たまにかけている電話から漏れ聞こえる内容も「犯人」だの「まだ逃げない」だの物騒なものであり、アキなどは「やっぱり深海くんって高校生探偵でしょ!?」とつっこみを入れていた。
「人をフィクションの代名詞と一緒にするな」
「でも深海くん頭回るし。ピアノも弾けるし才能豊かだよねー……『名探偵ベートーベン』?」
「ベートーベンに喧嘩売ってるのか。確かにベートーベンを探偵役にした小説はあるが」
「あるんだ!? 何それ読みたい!」
「当時の時代背景を知らないとあまり面白くないぞ。

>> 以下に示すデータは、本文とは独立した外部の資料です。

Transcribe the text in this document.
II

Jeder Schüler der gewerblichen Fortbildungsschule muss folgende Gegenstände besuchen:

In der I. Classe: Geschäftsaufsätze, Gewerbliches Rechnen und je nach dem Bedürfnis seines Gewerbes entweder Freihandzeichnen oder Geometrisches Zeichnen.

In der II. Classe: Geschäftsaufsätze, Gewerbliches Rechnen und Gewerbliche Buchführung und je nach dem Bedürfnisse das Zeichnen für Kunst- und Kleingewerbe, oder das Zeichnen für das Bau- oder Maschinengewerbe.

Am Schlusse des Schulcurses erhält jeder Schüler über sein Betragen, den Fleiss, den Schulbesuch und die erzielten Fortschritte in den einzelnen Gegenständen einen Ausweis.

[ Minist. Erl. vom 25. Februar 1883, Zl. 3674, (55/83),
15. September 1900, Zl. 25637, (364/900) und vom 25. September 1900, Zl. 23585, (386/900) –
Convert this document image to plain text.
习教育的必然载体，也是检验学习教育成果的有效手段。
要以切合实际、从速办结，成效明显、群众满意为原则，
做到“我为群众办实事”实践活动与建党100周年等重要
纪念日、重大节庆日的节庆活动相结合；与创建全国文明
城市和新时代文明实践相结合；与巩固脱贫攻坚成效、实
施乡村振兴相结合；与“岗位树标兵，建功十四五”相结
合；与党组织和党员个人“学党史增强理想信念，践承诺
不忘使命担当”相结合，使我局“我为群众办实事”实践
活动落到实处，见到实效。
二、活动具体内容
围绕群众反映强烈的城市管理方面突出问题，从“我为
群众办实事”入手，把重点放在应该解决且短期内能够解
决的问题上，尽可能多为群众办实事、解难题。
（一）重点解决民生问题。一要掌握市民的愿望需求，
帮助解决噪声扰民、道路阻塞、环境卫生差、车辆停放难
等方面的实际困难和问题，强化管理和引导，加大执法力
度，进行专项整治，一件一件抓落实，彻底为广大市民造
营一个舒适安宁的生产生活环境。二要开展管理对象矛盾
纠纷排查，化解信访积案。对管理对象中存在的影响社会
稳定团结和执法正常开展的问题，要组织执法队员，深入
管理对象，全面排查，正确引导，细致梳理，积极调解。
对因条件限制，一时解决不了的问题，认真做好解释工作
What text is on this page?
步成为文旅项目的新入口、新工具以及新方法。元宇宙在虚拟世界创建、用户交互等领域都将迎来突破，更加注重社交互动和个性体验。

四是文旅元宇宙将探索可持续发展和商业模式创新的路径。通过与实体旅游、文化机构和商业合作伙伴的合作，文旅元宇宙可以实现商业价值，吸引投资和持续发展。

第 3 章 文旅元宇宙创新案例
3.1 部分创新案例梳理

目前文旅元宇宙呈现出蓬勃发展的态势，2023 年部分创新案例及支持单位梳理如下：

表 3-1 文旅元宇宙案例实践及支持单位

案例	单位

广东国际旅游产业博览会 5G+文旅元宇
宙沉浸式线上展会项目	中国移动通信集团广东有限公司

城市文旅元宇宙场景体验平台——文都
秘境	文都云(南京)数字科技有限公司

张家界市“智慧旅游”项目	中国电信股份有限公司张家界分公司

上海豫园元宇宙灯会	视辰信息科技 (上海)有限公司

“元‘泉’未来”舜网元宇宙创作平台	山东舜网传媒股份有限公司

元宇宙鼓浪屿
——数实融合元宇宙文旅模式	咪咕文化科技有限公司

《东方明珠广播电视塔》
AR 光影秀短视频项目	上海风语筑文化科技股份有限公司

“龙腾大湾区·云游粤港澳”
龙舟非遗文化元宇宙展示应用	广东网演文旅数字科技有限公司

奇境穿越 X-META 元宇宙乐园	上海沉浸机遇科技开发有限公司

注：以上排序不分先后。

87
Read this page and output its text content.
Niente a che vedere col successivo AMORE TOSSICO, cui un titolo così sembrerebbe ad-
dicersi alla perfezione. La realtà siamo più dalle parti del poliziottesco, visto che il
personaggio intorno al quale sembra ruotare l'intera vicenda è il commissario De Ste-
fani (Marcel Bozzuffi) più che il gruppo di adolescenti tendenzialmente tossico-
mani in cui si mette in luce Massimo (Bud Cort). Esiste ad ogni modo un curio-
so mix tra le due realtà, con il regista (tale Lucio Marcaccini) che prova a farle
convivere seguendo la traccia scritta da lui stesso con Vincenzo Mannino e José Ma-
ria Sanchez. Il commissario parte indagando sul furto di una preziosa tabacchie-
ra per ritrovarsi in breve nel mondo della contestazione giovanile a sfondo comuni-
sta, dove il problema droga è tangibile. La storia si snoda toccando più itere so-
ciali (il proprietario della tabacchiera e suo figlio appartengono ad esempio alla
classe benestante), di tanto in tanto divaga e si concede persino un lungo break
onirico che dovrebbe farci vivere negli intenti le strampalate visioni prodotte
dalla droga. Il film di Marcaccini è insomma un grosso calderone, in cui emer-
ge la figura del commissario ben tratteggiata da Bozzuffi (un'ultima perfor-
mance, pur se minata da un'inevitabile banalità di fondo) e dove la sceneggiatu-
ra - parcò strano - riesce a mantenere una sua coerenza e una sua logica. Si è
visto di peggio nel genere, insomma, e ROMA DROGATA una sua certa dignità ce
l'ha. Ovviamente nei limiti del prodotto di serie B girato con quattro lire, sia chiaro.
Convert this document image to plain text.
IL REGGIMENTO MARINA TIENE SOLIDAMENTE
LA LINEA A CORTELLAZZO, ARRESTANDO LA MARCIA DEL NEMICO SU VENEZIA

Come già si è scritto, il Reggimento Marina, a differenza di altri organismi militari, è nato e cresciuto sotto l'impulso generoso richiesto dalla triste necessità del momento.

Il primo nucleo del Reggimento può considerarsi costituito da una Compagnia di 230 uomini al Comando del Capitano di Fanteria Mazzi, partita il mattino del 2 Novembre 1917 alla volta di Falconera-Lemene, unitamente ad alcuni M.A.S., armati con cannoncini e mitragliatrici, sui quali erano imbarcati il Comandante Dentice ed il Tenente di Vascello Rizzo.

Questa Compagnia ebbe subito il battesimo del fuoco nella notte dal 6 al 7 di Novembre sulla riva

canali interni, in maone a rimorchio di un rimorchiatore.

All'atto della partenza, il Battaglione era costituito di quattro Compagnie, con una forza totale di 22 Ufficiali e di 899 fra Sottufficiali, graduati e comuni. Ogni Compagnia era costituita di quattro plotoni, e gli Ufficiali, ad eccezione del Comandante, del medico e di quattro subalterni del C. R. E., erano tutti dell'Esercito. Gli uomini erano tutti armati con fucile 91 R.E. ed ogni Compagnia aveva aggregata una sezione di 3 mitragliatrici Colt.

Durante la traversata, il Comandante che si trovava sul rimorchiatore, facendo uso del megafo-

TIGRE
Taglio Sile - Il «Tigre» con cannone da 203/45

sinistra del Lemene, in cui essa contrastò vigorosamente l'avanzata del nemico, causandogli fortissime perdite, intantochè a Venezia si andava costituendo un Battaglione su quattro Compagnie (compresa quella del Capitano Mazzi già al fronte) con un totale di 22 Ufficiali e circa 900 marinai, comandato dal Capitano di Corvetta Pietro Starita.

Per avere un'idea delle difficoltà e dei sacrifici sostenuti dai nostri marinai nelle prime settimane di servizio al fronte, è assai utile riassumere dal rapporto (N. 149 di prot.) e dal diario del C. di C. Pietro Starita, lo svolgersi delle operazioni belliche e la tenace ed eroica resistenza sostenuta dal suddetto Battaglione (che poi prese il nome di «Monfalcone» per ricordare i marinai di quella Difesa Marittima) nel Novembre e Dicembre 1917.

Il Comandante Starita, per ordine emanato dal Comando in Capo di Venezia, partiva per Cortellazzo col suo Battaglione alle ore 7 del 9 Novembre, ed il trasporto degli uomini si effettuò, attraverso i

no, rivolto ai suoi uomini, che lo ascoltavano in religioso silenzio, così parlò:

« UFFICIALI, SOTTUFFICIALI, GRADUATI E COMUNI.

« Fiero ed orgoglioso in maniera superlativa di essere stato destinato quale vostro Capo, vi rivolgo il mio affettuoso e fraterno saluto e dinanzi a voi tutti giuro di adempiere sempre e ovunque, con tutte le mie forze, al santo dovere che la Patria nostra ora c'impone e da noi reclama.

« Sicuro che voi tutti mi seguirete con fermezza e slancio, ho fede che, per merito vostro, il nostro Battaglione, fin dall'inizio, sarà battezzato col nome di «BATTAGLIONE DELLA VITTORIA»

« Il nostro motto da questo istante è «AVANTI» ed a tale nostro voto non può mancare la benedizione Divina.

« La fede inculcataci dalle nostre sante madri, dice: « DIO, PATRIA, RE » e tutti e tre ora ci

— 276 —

サリエリとか言われても誰だか分からないだろう」
「……宣教師?」
「それはザビエルだ」
二人の漫才を、ヒメはただ黙って聞いていた。
三科キョウカが高瀬ミサを殴った犯人であるのは、ヒメを襲ったことからもほぼ確実だろう。だが警察でもないクランドは、キョウカが犯人であると確信していても何もできない。
できるとしたら警察に通報するくらいだが、それにしては電話の回数が多い。一体何をやらかすつもりなのかと、ヒメは心配し、アキは期待していた。
「ねえベートーベン」
「何だザビエル?」
「それ僕のあだ名!? ……まあいいや、ワトソンが欲しくない?」
「ベートーベンの相方ならチェルニーだと思うが、一枚噛みたいのか?」
「うん。あ、好奇心だけじゃなくて、純粋な狭義心からでね」
「好奇心は否定しないのか。で?」
「実はね……」
何やら内緒話を始めるクランドとアキ。
何をやらかすつもりなのかと、ヒメをはじめとしたクラスメートは不安になった。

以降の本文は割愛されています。